A good example comes from Max Tegmark’s “Life 3.0: Being Human in the Age of Artificial Intelligence,” “[…] a typical Winograd challenge (a test of machine intelligence) asks what ‘they’ refers to here: ‘The city councilmen refused the demonstrators a permit because they feared violence.’”

To try to introduce context, we can combine open-ended and closed-ended questions (e.g., a respondent said they liked an ad and now they’re talking precisely about what they liked). The key is not in thinking broadly, but in shrinking down the scope of our problem by using other, previously established, structured data to build context and help inform future readings (you might benefit from visualizing this as “breadcrumb data,” as in Hansel and Gretel). Humans have evolved to derive conclusions in the context of their environment – we’re training machines to do the same.

But does an auto-coded solution beat the human bias of manual coders? Yes. Traditionally, verbatims are coded by humans and, naturally, there is a level of subjectivity in coding this way. At Zappi, we wanted to know how an auto-coding solution compares to its manual equivalent, so we ran an experiment.

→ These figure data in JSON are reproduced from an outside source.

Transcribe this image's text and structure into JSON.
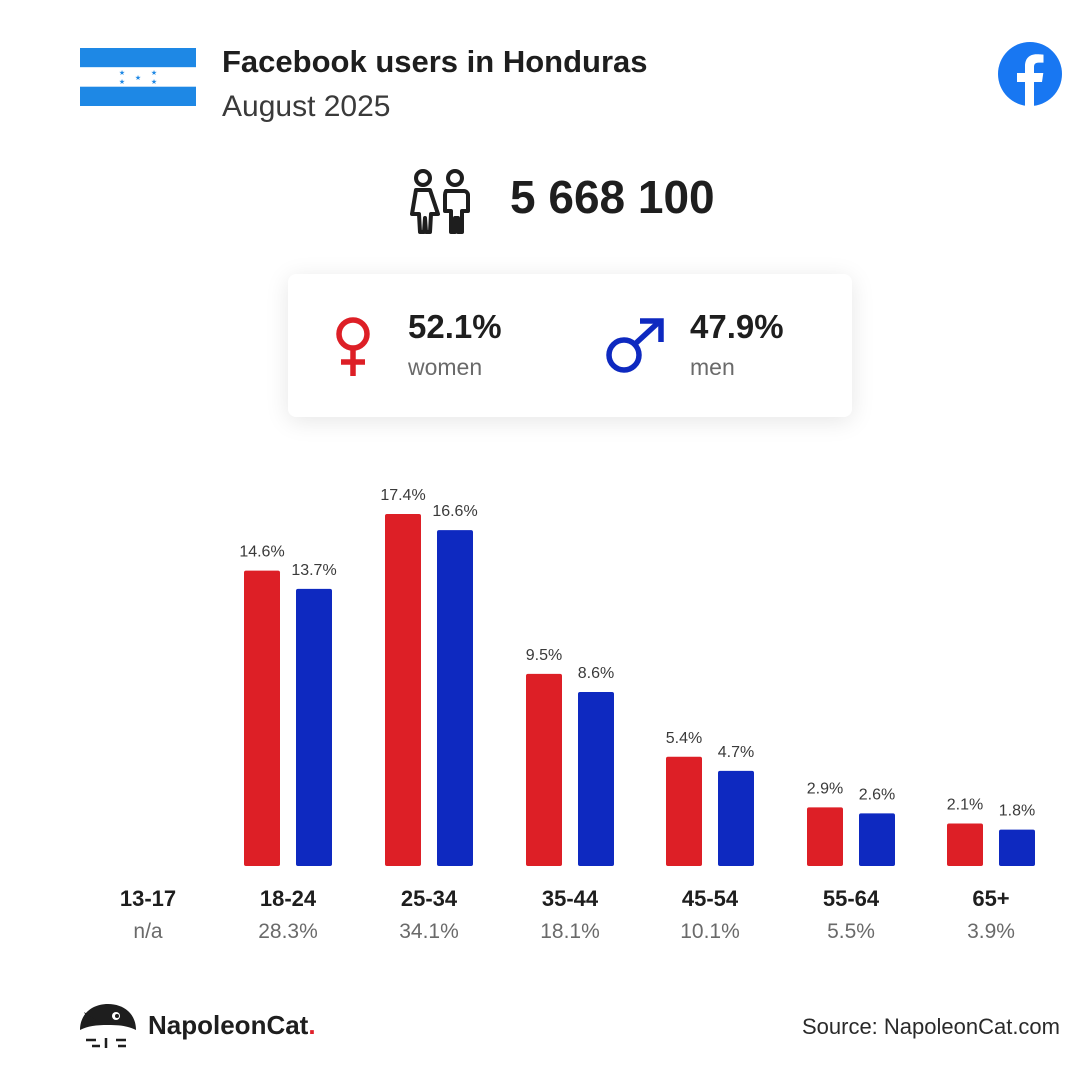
{
  "header": {
    "title": "Facebook users in Honduras",
    "subtitle": "August 2025",
    "flag_icon": "honduras-flag",
    "social_icon": "facebook-icon"
  },
  "total": {
    "icon": "users-icon",
    "value": "5 668 100"
  },
  "gender": {
    "women": {
      "pct": "52.1%",
      "label": "women",
      "icon": "female-symbol-icon"
    },
    "men": {
      "pct": "47.9%",
      "label": "men",
      "icon": "male-symbol-icon"
    }
  },
  "colors": {
    "women": "#dd1f26",
    "men": "#0e29c0",
    "flag_blue": "#1e88e5",
    "facebook_blue": "#1877f2"
  },
  "chart_data": {
    "type": "bar",
    "categories": [
      "13-17",
      "18-24",
      "25-34",
      "35-44",
      "45-54",
      "55-64",
      "65+"
    ],
    "totals": [
      "n/a",
      "28.3%",
      "34.1%",
      "18.1%",
      "10.1%",
      "5.5%",
      "3.9%"
    ],
    "series": [
      {
        "name": "women",
        "values": [
          null,
          14.6,
          17.4,
          9.5,
          5.4,
          2.9,
          2.1
        ],
        "labels": [
          "",
          "14.6%",
          "17.4%",
          "9.5%",
          "5.4%",
          "2.9%",
          "2.1%"
        ]
      },
      {
        "name": "men",
        "values": [
          null,
          13.7,
          16.6,
          8.6,
          4.7,
          2.6,
          1.8
        ],
        "labels": [
          "",
          "13.7%",
          "16.6%",
          "8.6%",
          "4.7%",
          "2.6%",
          "1.8%"
        ]
      }
    ],
    "ylim": [
      0,
      17.4
    ]
  },
  "footer": {
    "brand_name": "NapoleonCat",
    "brand_dot": ".",
    "source": "Source: NapoleonCat.com"
  }
}
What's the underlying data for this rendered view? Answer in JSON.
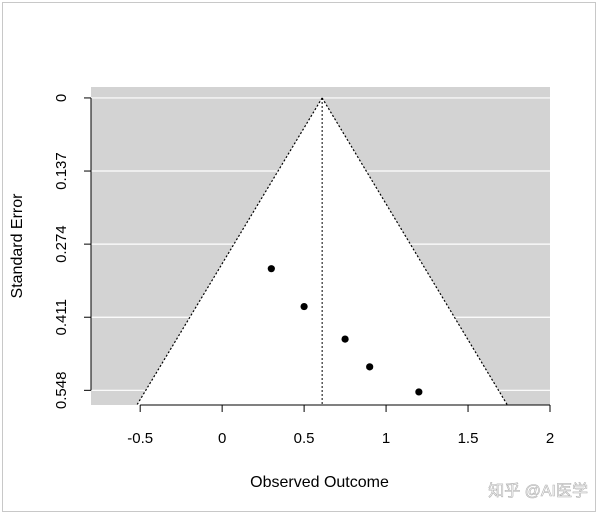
{
  "chart_data": {
    "type": "scatter",
    "title": "",
    "xlabel": "Observed Outcome",
    "ylabel": "Standard Error",
    "xlim": [
      -0.8,
      2.0
    ],
    "ylim": [
      0.5755,
      0
    ],
    "x_ticks": [
      {
        "value": -0.5,
        "label": "-0.5"
      },
      {
        "value": 0,
        "label": "0"
      },
      {
        "value": 0.5,
        "label": "0.5"
      },
      {
        "value": 1,
        "label": "1"
      },
      {
        "value": 1.5,
        "label": "1.5"
      },
      {
        "value": 2,
        "label": "2"
      }
    ],
    "y_ticks": [
      {
        "value": 0,
        "label": "0"
      },
      {
        "value": 0.137,
        "label": "0.137"
      },
      {
        "value": 0.274,
        "label": "0.274"
      },
      {
        "value": 0.411,
        "label": "0.411"
      },
      {
        "value": 0.548,
        "label": "0.548"
      }
    ],
    "points": [
      {
        "x": 0.3,
        "y": 0.32
      },
      {
        "x": 0.5,
        "y": 0.391
      },
      {
        "x": 0.75,
        "y": 0.452
      },
      {
        "x": 0.9,
        "y": 0.504
      },
      {
        "x": 1.2,
        "y": 0.551
      }
    ],
    "funnel": {
      "center": 0.61,
      "apex_se": 0,
      "left_at_bottom": -0.52,
      "right_at_bottom": 1.74,
      "bottom_se": 0.5755
    },
    "grid": true,
    "colors": {
      "panel_background": "#d3d3d3",
      "funnel_region": "#ffffff",
      "gridline": "#ffffff",
      "point": "#000000"
    }
  },
  "watermark": "知乎 @AI医学"
}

We had the same set of verbatims coded by four different manual coding companies, then created a master set of coded verbatims by identifying the common codes between providers. We then compared how well each coding company performed in matching against the master set of coded verbatims and found that on average, manual coding companies were able to match our master set 37 percent of the time. Our auto-coding solution, however, was able to match this master set 45 percent of the time.

The Next Evolution

According to Edd Gent for New ScientistOpens a new window , “The key innovation is realizing you can build a model of the user merely based on what they have said in the past.”

Above, you can see market research’s equivalent to Maslow’s hierarchy of needs: at the base level, we have high quality data. Next, the data is auto-coded (as discussed). Following this, charts are of secondary importance (currently our way of displaying the story). At the top of the pyramid: codified, automated analysis.

With an open-ended AI algorithm, it’s much harder to input vague, surface-level responses as users tend toward evocative, honest statements (in other words, better data). In which case, the norms we’re used to seeing – built for closed questions without accounting for nuance – may stray from accuracy. If we can materially improve the data we produce, we risk paralyzing ourselves with fear that these norms databases will be invalidated.

Resisting such huge technological strides would be a mistake. Letting go of our attachment to norms, and choosing to measure in absolutes rather than in relatives, may prove an essential pivot for the industry.

But our vision extends beyond the top of the pyramid above. Rather than calibrating new norms, we want to treat the analyst as a brand-new data point. We think the patterns uncovered in their data, in the actions they take and the effectiveness of their actions, can function as a feedback loop, anchoring the reliability of our data in real-world business decisions and their outcomes.